EQ : Used in single table EQuality predicate
RANGE : Used in single table RANGE predicate
LIKE : Used in single table LIKE predicate
NULL : Used in single table is (not) NULL predicate
EQ_JOIN : Used in EQuality JOIN predicate
NONEQ_JOIN : Used in NON EQuality JOIN predicate
FILTER : Used in single table FILTER predicate
JOIN : Used in JOIN predicate
DBMS_STATS.REPORT_COL_USAGE('SCOTT','T')
--------------------------------------------------------------------------------
GROUP_BY : Used in GROUP BY expression
...............................................................................

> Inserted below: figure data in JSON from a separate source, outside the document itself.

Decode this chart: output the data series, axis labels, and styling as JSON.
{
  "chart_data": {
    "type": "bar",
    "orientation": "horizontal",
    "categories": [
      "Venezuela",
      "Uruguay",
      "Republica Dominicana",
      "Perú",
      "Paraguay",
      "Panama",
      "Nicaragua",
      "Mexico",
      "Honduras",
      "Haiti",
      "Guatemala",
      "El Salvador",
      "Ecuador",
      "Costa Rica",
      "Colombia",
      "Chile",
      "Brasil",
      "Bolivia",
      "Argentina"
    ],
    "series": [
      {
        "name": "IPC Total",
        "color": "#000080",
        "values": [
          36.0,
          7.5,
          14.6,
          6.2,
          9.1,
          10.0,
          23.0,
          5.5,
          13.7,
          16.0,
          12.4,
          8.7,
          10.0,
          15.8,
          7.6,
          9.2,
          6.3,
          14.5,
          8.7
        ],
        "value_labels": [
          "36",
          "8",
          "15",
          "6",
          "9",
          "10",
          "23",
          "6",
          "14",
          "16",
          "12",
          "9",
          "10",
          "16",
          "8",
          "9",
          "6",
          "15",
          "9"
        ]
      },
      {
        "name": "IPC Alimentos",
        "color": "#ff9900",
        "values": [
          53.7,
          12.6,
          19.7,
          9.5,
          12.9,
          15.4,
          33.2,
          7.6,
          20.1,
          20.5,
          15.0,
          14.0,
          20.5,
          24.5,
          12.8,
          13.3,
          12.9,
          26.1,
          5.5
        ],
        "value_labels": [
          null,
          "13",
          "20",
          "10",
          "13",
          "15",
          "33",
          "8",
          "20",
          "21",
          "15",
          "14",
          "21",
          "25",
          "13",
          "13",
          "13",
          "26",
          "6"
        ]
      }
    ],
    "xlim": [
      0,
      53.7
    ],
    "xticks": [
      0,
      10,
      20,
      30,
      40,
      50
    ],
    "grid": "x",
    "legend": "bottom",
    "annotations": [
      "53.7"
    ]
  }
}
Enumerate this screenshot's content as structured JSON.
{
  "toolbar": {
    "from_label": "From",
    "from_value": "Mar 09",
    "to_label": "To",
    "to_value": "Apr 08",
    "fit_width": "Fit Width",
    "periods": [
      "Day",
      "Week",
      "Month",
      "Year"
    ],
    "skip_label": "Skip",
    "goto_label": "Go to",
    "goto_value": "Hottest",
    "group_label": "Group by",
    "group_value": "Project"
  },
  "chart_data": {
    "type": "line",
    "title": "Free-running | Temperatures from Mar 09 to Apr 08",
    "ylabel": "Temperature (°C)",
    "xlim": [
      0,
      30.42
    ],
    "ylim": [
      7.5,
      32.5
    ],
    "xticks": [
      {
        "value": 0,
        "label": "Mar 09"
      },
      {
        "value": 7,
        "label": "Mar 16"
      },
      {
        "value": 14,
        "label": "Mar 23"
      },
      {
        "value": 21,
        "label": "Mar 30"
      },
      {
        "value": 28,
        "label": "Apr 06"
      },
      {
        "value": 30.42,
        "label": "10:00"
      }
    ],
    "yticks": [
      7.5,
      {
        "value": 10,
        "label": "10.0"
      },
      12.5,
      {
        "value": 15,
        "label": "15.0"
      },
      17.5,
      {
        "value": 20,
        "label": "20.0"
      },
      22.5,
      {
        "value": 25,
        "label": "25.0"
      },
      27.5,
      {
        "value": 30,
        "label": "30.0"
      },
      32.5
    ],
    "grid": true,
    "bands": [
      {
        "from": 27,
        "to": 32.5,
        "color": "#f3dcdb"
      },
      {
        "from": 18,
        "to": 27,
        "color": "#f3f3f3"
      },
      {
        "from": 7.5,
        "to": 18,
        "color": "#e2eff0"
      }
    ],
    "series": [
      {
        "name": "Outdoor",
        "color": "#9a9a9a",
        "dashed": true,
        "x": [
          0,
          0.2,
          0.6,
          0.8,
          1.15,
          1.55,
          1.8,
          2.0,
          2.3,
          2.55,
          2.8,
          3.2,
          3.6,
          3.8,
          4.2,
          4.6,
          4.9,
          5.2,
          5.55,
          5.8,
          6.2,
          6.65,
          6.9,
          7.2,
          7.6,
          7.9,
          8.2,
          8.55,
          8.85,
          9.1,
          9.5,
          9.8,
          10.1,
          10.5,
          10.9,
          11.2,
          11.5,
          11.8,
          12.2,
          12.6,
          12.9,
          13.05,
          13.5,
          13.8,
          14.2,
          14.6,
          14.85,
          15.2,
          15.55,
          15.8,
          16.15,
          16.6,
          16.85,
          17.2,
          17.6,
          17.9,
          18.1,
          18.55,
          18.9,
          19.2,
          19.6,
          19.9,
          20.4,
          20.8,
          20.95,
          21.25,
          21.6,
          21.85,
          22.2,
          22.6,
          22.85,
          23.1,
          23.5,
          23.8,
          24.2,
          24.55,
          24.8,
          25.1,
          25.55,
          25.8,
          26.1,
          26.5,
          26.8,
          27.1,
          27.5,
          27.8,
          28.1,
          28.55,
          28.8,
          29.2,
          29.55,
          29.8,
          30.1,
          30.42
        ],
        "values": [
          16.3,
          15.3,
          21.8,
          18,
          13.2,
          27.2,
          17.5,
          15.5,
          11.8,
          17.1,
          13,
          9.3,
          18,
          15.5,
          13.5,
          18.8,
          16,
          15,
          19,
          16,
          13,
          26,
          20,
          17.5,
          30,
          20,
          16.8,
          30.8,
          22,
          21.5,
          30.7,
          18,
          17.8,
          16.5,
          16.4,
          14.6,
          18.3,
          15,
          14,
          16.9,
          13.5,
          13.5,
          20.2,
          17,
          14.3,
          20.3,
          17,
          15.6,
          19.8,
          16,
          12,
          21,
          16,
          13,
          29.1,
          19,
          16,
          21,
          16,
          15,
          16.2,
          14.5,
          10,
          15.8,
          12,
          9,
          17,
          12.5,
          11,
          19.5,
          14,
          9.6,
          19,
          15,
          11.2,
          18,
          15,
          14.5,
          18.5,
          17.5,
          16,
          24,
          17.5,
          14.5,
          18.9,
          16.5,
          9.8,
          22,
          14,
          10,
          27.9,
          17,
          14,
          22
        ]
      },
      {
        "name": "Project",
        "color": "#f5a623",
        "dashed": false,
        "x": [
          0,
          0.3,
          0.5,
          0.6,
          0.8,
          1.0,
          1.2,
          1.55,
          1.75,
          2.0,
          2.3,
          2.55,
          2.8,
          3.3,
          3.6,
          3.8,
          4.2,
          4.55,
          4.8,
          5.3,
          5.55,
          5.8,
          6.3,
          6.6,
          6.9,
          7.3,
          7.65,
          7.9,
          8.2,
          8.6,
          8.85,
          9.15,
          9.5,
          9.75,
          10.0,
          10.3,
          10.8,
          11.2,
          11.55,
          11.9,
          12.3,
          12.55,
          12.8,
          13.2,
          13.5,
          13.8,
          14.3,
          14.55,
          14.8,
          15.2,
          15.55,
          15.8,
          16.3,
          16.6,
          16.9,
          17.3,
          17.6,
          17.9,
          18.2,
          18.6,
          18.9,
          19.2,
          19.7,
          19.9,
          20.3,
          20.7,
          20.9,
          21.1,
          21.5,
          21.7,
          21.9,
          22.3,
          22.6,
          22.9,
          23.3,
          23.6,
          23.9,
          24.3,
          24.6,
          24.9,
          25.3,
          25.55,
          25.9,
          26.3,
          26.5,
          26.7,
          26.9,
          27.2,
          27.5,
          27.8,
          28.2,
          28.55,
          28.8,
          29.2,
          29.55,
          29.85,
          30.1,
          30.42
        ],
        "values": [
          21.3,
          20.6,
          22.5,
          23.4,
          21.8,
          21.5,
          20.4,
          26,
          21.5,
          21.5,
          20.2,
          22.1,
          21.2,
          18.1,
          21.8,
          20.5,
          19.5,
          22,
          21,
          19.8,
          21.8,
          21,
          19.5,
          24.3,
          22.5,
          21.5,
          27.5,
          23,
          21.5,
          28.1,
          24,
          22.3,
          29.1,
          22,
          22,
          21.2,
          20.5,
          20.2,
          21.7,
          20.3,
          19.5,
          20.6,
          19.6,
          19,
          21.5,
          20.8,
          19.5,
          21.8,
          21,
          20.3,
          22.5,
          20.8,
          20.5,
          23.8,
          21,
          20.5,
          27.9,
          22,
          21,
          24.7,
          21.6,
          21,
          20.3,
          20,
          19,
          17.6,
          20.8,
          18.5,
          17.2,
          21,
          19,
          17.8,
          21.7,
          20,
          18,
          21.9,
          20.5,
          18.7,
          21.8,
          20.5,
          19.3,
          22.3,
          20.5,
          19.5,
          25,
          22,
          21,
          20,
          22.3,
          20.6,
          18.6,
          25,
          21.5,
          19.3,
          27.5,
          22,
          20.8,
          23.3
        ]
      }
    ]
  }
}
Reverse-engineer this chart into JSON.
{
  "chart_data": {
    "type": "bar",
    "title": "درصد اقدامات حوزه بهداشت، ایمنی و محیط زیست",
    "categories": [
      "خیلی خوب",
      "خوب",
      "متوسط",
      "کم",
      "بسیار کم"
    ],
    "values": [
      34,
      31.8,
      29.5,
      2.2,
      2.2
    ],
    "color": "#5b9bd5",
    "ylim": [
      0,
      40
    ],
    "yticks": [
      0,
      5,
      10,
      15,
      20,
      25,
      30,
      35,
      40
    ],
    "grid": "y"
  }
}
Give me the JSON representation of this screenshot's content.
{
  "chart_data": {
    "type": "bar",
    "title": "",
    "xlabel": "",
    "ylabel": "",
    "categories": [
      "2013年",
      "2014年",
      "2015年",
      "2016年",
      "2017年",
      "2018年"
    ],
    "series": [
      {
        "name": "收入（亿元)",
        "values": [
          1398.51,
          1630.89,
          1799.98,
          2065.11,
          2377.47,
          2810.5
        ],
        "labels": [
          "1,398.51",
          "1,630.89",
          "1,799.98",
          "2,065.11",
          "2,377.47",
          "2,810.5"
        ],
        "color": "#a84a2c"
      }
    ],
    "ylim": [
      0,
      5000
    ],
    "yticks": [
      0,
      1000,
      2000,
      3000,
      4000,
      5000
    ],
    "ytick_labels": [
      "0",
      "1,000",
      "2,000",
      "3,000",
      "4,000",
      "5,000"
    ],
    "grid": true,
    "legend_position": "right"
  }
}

###############################################################################
COLUMN USAGE REPORT FOR SCOTT.T
................................
1. SKEW : EQ
###############################################################################
Now, when I collect statistics with the default METHOD_OPT, I will get a histogram on SKEW,
begin
dbms_stats.gather_table_stats(ownname=>'SCOTT',tabname=>'T');
end;
/
REM check for histogram - should have gone with no col usage
select table_name, column_name, num_distinct, num_nulls, histogram, num_buckets, sample_size
from dba_tab_col_statistics
where owner = 'SCOTT'
and table_name = 'T'
/
Table Column Num Num Num Sample
Name Name Distinct Nulls Histogram Buckets Size
----- ------ -------- ----- --------- ------- -------
T A 10 0 NONE 1 1000
T B 10 0 NONE 1 1000
T C 10 0 NONE 1 1000
T SKEW 120 0 FREQUENCY 120 1000
Nest, I will delete the column usage and collect the statistics again
REM remove the column usage
exec dbms_stats.reset_col_usage('SCOTT','T');
begin
dbms_stats.gather_table_stats(ownname=>'SCOTT',tabname=>'T');
end;
/
REM check for histogram - should have gone with no col usage
select table_name, column_name, num_distinct, num_nulls, histogram, num_buckets, sample_size
from dba_tab_col_statistics
where owner = 'SCOTT'
and table_name = 'T'
/
And now the histogram has gone. QED.
Table Column Num Num Num Sample
Name Name Distinct Nulls Histogram Buckets Size
----- ------ -------- ----- --------- ------- -------
T A 10 0 NONE 1 1000
T B 10 0 NONE 1 1000
T C 10 0 NONE 1 1000
T SKEW 120 0 NONE 1 1000
Conclusion
As you add histograms to a table, the time taken to collect statistics and parse statements increases. I think having a mechanism to remove unwanted histograms is desirable. However, it has the potential to cause problems, so just be aware of it.
If you are sure that you need histograms on a particular column, then I would suggest creating table preferences for METHOD_OPT and managing those preferences along with the table DDL.
If you are sure that you need histograms on a particular column, then I would suggest creating table preferences for METHOD_OPT and managing those preferences along with the table DDL.